Prior to USDA’s report being released, Conab (the Brazilian government’s crop agency) raised its forecast for 2012/13 soybean production to 83.4 MMT. USDA estimated Brazil’s soybean 83.5 MMT, in line with Conab’s forecast. Due to beneficial rains over the last several weeks in the central and western growing areas of Brazil, analysts and traders expected USDA to increase Brazilian soybean forecast from its 82.5 MMT forecast last month. The 1 MMT increase USDA made was larger than expected. In fact, the 83.5 MMT soybean forecast, if realized, would be a record large production for the country and 17 MMT higher than last year when drought lowered yields. The 83.5 MMT production is equivalent to 3.068 billion bushels of soybeans, which is 53 million more bushels of soybeans than the U.S. raised in 2012. This will mark the first time that Brazil soybean production has surpassed U.S. production.
It appears world soybean buyers are poised and waiting for the Brazilian supply of soybeans. While U.S. soybean prices rose over the last few weeks and exports remain robust, prices were softening by the middle of last week as Brazil moved into early harvest of soybeans. The number of vessels at Brazilian ports increased by more than 60% in the last week. However, rainfall is slowing early soybean harvest at this point. Further, Brazil continues to struggle with its rural infrastructure and movement of soybeans to ocean ports is a lengthy process. And, as is typical at this time of year, rumors of strikes amongst dockworkers indicate another possible slow-down in Brazilian shipments.

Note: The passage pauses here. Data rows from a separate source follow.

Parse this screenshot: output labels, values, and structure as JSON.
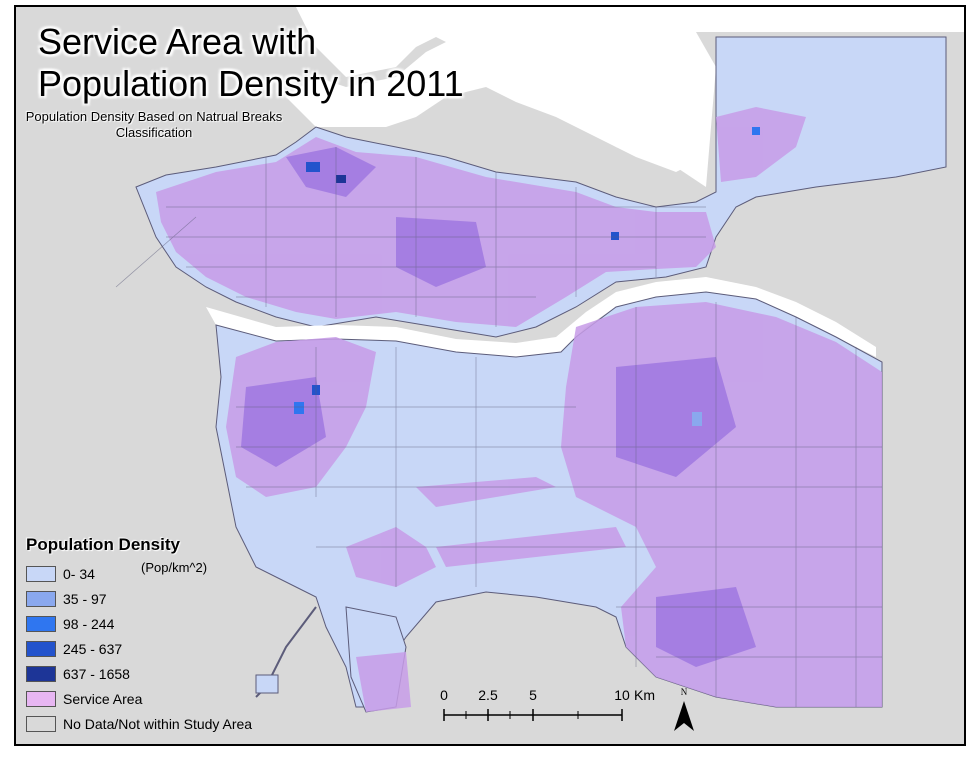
{
  "map": {
    "title": "Service Area with\nPopulation Density in 2011",
    "subtitle": "Population Density Based on Natrual Breaks Classification"
  },
  "legend": {
    "title": "Population Density",
    "unit": "(Pop/km^2)",
    "items": [
      {
        "label": "0- 34",
        "color": "#c8d7f7"
      },
      {
        "label": "35 - 97",
        "color": "#8aa8ee"
      },
      {
        "label": "98 - 244",
        "color": "#2f76f0"
      },
      {
        "label": "245 - 637",
        "color": "#2353cc"
      },
      {
        "label": "637 - 1658",
        "color": "#1d3597"
      },
      {
        "label": "Service Area",
        "color": "#e7b6f2"
      },
      {
        "label": "No Data/Not within Study Area",
        "color": "#d9d9d9"
      }
    ]
  },
  "scalebar": {
    "ticks": [
      "0",
      "2.5",
      "5",
      "10"
    ],
    "unit": "Km"
  },
  "north_arrow": {
    "label": "N"
  },
  "colors": {
    "water": "#ffffff",
    "no_data": "#d9d9d9",
    "low_density": "#c8d7f7",
    "service_area": "#c79ce8",
    "dense_core": "#9c74e0",
    "roads": "#5c5c7a"
  }
}
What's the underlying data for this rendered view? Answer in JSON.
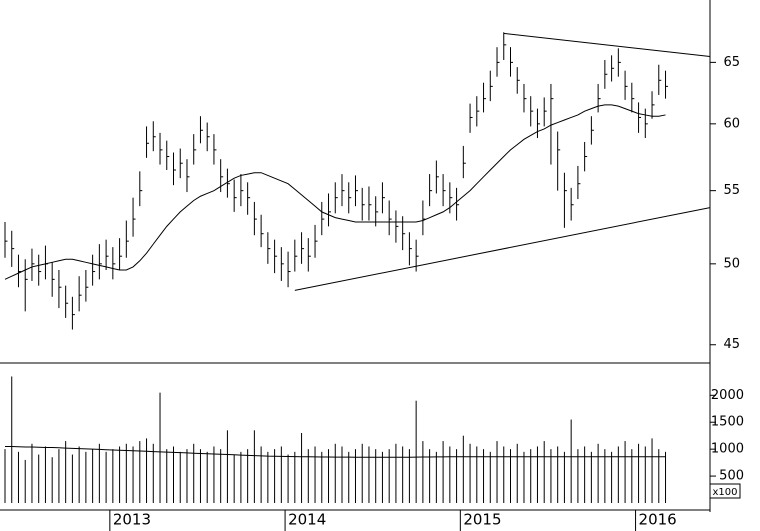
{
  "chart_data": [
    {
      "type": "ohlc",
      "log_scale": true,
      "color": "#000000",
      "categories": [
        null,
        null,
        null,
        null,
        null,
        null,
        null,
        null,
        null,
        null,
        null,
        null,
        null,
        null,
        null,
        null,
        "2013",
        null,
        null,
        null,
        null,
        null,
        null,
        null,
        null,
        null,
        null,
        null,
        null,
        null,
        null,
        null,
        null,
        null,
        null,
        null,
        null,
        null,
        null,
        null,
        null,
        null,
        "2014",
        null,
        null,
        null,
        null,
        null,
        null,
        null,
        null,
        null,
        null,
        null,
        null,
        null,
        null,
        null,
        null,
        null,
        null,
        null,
        null,
        null,
        null,
        null,
        null,
        null,
        "2015",
        null,
        null,
        null,
        null,
        null,
        null,
        null,
        null,
        null,
        null,
        null,
        null,
        null,
        null,
        null,
        null,
        null,
        null,
        null,
        null,
        null,
        null,
        null,
        null,
        null,
        "2016",
        null,
        null,
        null,
        null
      ],
      "high": [
        52.8,
        52.2,
        50.6,
        50.3,
        51.0,
        50.6,
        51.2,
        50.1,
        49.6,
        48.6,
        47.9,
        49.2,
        49.6,
        50.6,
        51.3,
        51.6,
        51.1,
        51.7,
        52.9,
        54.5,
        56.4,
        59.8,
        60.2,
        59.3,
        58.7,
        57.8,
        58.1,
        57.3,
        59.2,
        60.6,
        60.1,
        59.2,
        57.3,
        56.6,
        55.8,
        56.2,
        55.6,
        54.2,
        53.3,
        52.1,
        51.6,
        51.1,
        50.8,
        51.6,
        52.1,
        51.7,
        52.6,
        54.2,
        54.8,
        55.6,
        56.2,
        55.6,
        56.1,
        55.2,
        55.3,
        54.6,
        55.6,
        54.3,
        53.6,
        53.2,
        52.1,
        51.6,
        54.3,
        56.2,
        57.2,
        56.2,
        55.6,
        55.2,
        58.3,
        61.6,
        62.2,
        63.3,
        64.3,
        66.3,
        67.6,
        66.3,
        64.6,
        63.2,
        62.2,
        61.2,
        62.1,
        63.2,
        59.4,
        56.3,
        55.2,
        56.8,
        58.6,
        60.6,
        63.2,
        65.2,
        65.6,
        66.2,
        64.3,
        63.3,
        61.7,
        61.2,
        62.6,
        64.8,
        64.3
      ],
      "low": [
        50.4,
        49.8,
        48.5,
        47.0,
        48.9,
        48.6,
        49.0,
        47.9,
        47.2,
        46.6,
        45.9,
        47.0,
        47.6,
        48.6,
        49.0,
        49.6,
        49.0,
        49.6,
        50.4,
        51.8,
        53.9,
        57.4,
        57.9,
        56.9,
        56.5,
        55.4,
        55.9,
        54.9,
        56.9,
        58.5,
        57.9,
        56.9,
        54.9,
        54.5,
        53.5,
        53.9,
        53.3,
        51.9,
        51.1,
        50.0,
        49.4,
        48.9,
        48.5,
        49.5,
        50.0,
        49.5,
        50.4,
        51.9,
        52.5,
        53.4,
        53.9,
        53.4,
        53.9,
        52.9,
        52.9,
        52.5,
        53.4,
        51.9,
        51.4,
        50.9,
        49.9,
        49.5,
        51.9,
        53.9,
        54.8,
        53.9,
        53.4,
        52.9,
        55.9,
        59.3,
        59.8,
        60.9,
        61.8,
        63.8,
        65.2,
        63.8,
        62.4,
        60.9,
        59.8,
        58.9,
        59.8,
        56.9,
        55.0,
        52.4,
        52.9,
        54.4,
        56.4,
        58.4,
        60.9,
        62.8,
        63.4,
        63.8,
        61.9,
        60.9,
        59.3,
        58.9,
        60.4,
        62.3,
        62.0
      ],
      "close": [
        51.5,
        51.0,
        49.5,
        49.0,
        50.0,
        49.5,
        50.0,
        49.0,
        48.5,
        47.5,
        46.8,
        48.0,
        48.5,
        49.5,
        50.0,
        50.5,
        50.0,
        50.5,
        51.5,
        53.0,
        55.0,
        58.5,
        59.0,
        58.0,
        57.5,
        56.5,
        57.0,
        56.0,
        58.0,
        59.5,
        59.0,
        58.0,
        56.0,
        55.5,
        54.5,
        55.0,
        54.5,
        53.0,
        52.0,
        51.0,
        50.5,
        50.0,
        49.5,
        50.5,
        51.0,
        50.5,
        51.5,
        53.0,
        53.5,
        54.5,
        55.0,
        54.5,
        55.0,
        54.0,
        54.0,
        53.5,
        54.5,
        53.0,
        52.5,
        52.0,
        51.0,
        50.5,
        53.0,
        55.0,
        56.0,
        55.0,
        54.5,
        54.0,
        57.0,
        60.5,
        61.0,
        62.0,
        63.0,
        65.0,
        66.5,
        65.0,
        63.5,
        62.0,
        61.0,
        60.0,
        61.0,
        62.0,
        58.0,
        55.0,
        54.0,
        55.5,
        57.5,
        59.5,
        62.0,
        64.0,
        64.5,
        65.0,
        63.0,
        62.0,
        60.5,
        60.0,
        61.5,
        63.5,
        63.0
      ],
      "average": [
        49.0,
        49.2,
        49.4,
        49.6,
        49.8,
        49.9,
        50.0,
        50.1,
        50.2,
        50.3,
        50.3,
        50.2,
        50.1,
        50.0,
        49.9,
        49.8,
        49.7,
        49.6,
        49.6,
        49.8,
        50.2,
        50.7,
        51.3,
        51.9,
        52.5,
        53.0,
        53.5,
        53.9,
        54.3,
        54.6,
        54.8,
        55.0,
        55.3,
        55.6,
        55.9,
        56.1,
        56.2,
        56.3,
        56.3,
        56.1,
        55.9,
        55.7,
        55.5,
        55.1,
        54.7,
        54.3,
        53.9,
        53.5,
        53.3,
        53.1,
        53.0,
        52.9,
        52.8,
        52.8,
        52.8,
        52.8,
        52.8,
        52.8,
        52.8,
        52.8,
        52.8,
        52.8,
        52.9,
        53.1,
        53.3,
        53.5,
        53.8,
        54.2,
        54.6,
        55.0,
        55.5,
        56.0,
        56.5,
        57.0,
        57.5,
        58.0,
        58.4,
        58.8,
        59.1,
        59.4,
        59.6,
        59.9,
        60.1,
        60.3,
        60.5,
        60.7,
        61.0,
        61.2,
        61.4,
        61.5,
        61.5,
        61.4,
        61.2,
        61.0,
        60.8,
        60.7,
        60.6,
        60.6,
        60.7
      ],
      "trendlines": [
        [
          67.5,
          65.5
        ],
        [
          48.3,
          53.8
        ]
      ],
      "ylim": [
        44,
        70.5
      ],
      "yticks": [
        45,
        50,
        55,
        60,
        65
      ]
    },
    {
      "type": "volume",
      "color": "#000000",
      "unit_label": "x100",
      "values": [
        1000,
        2350,
        950,
        800,
        1100,
        900,
        1050,
        850,
        1000,
        1150,
        900,
        1050,
        950,
        1000,
        1100,
        950,
        1000,
        1050,
        1100,
        1050,
        1150,
        1200,
        1100,
        2050,
        1000,
        1050,
        950,
        1000,
        1100,
        1000,
        950,
        1050,
        1000,
        1350,
        900,
        950,
        1000,
        1350,
        1050,
        950,
        1000,
        1050,
        900,
        950,
        1300,
        1000,
        1050,
        950,
        1000,
        1100,
        1050,
        950,
        1000,
        1100,
        1050,
        1000,
        950,
        1000,
        1100,
        1050,
        1000,
        1900,
        1150,
        1000,
        950,
        1150,
        1050,
        1000,
        1250,
        1100,
        1050,
        1000,
        950,
        1150,
        1050,
        1000,
        1100,
        950,
        1000,
        1050,
        1150,
        1000,
        1050,
        950,
        1550,
        1000,
        1050,
        950,
        1100,
        1000,
        950,
        1050,
        1150,
        1000,
        1100,
        1050,
        1200,
        1000,
        950
      ],
      "average": [
        1050,
        1050,
        1045,
        1040,
        1040,
        1035,
        1030,
        1030,
        1025,
        1020,
        1015,
        1010,
        1005,
        1000,
        995,
        990,
        985,
        980,
        975,
        970,
        965,
        960,
        955,
        950,
        945,
        940,
        935,
        930,
        925,
        920,
        915,
        910,
        905,
        900,
        895,
        890,
        885,
        880,
        875,
        870,
        868,
        866,
        864,
        862,
        860,
        858,
        856,
        855,
        854,
        853,
        852,
        851,
        850,
        850,
        850,
        850,
        850,
        850,
        850,
        850,
        850,
        852,
        854,
        855,
        856,
        857,
        858,
        859,
        860,
        860,
        860,
        860,
        860,
        860,
        860,
        860,
        860,
        860,
        860,
        860,
        860,
        860,
        860,
        860,
        860,
        860,
        860,
        860,
        860,
        860,
        860,
        860,
        860,
        860,
        860,
        860,
        860,
        860,
        860
      ],
      "ylim": [
        0,
        2600
      ],
      "yticks": [
        500,
        1000,
        1500,
        2000
      ]
    }
  ]
}
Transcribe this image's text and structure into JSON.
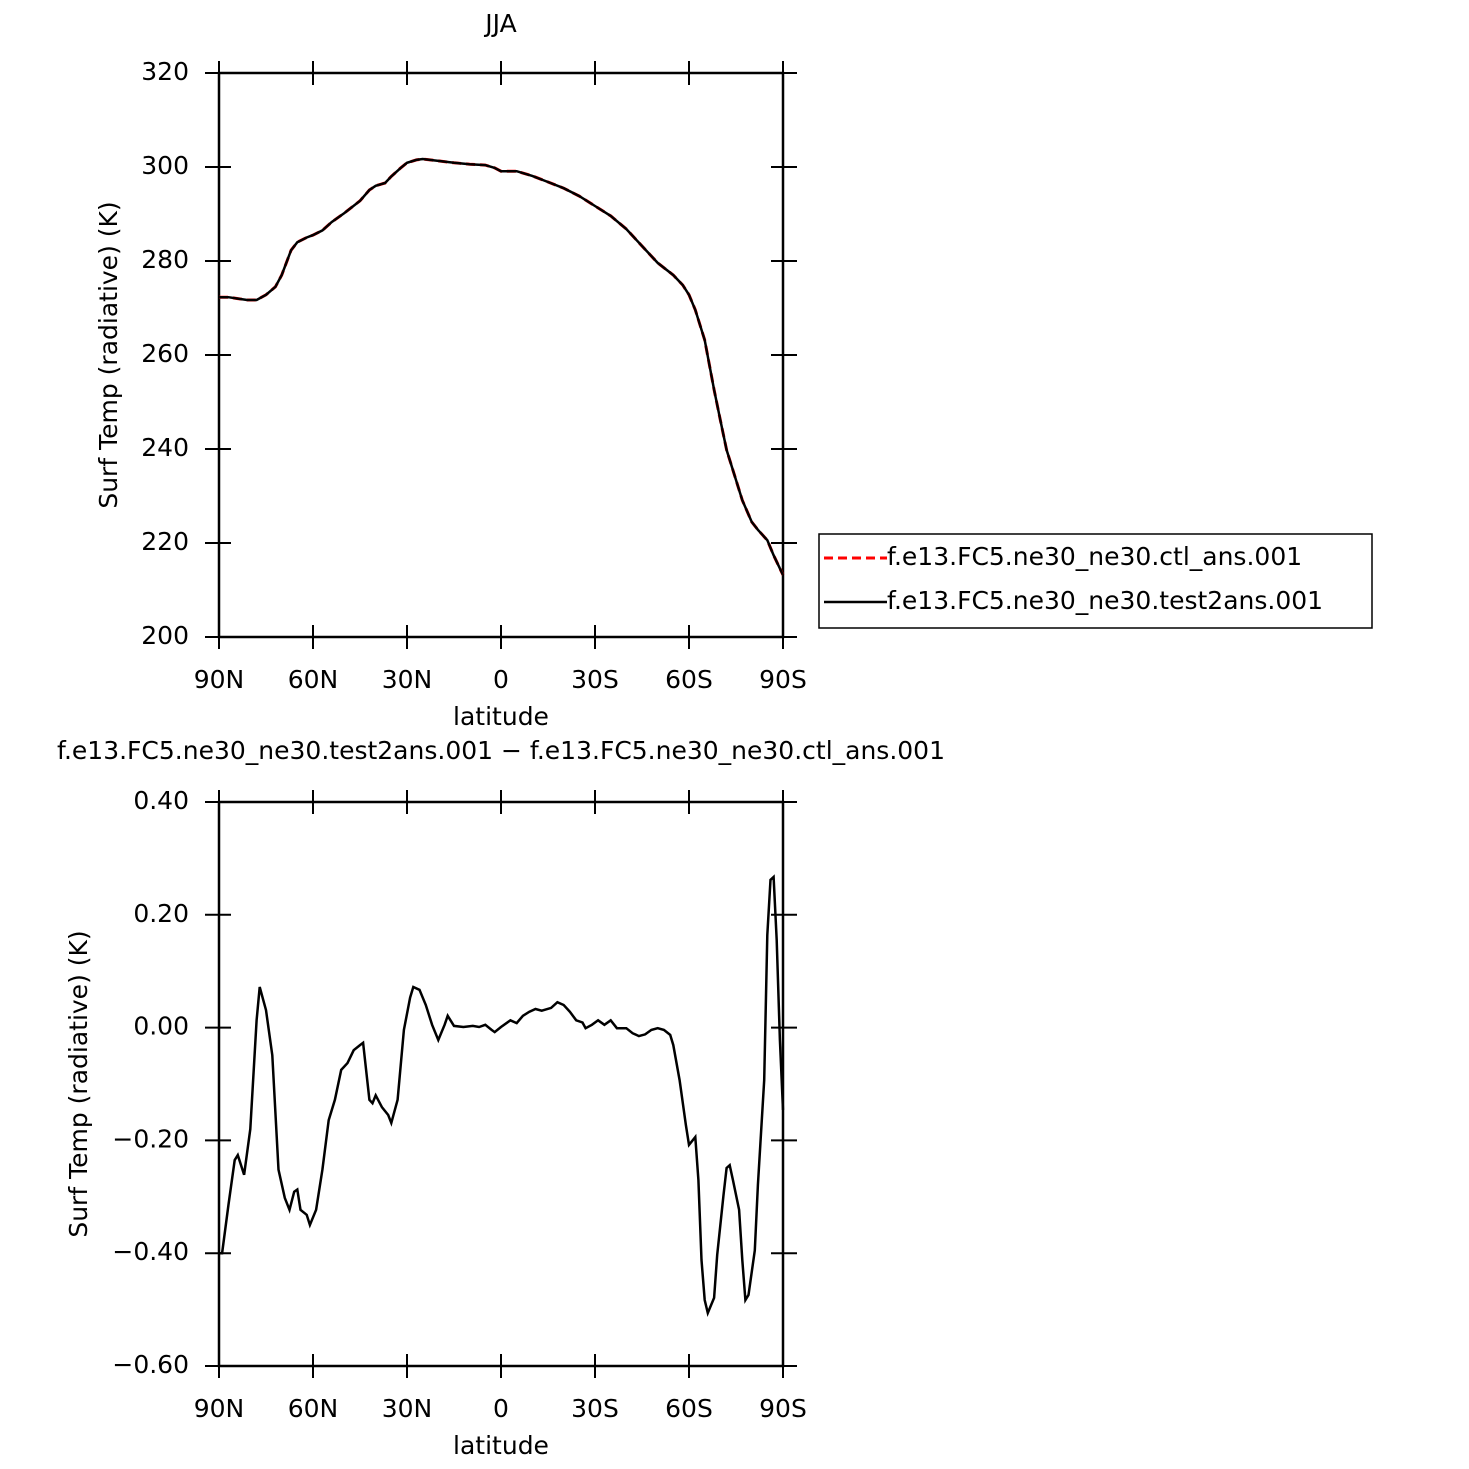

While USDA’s soybean forecast for Argentina’s soybean production of 53 MMT was close to expectations and was 1 MMT lower than last month’s forecast, it remains 13 MMT higher than last year. The increases in Argentine and Brazilian soybean production contributed to a 5 MMT year-over-year increase in world ending stocks for the 2012/13 marketing year. And, that’s despite a reduction in U.S. ending stocks of 1.21 MMT (44 million bushels) since last year. In fact, USDA lowered domestic ending stocks by 10 million bushels since last month’s estimate, resulting in the stocks-to-use ratio tightening to 4%. While all of this ending stock reduction was accomplished through an increase in crush use, the trade was somewhat disappointed that exports weren’t increased in February’s WASDE report.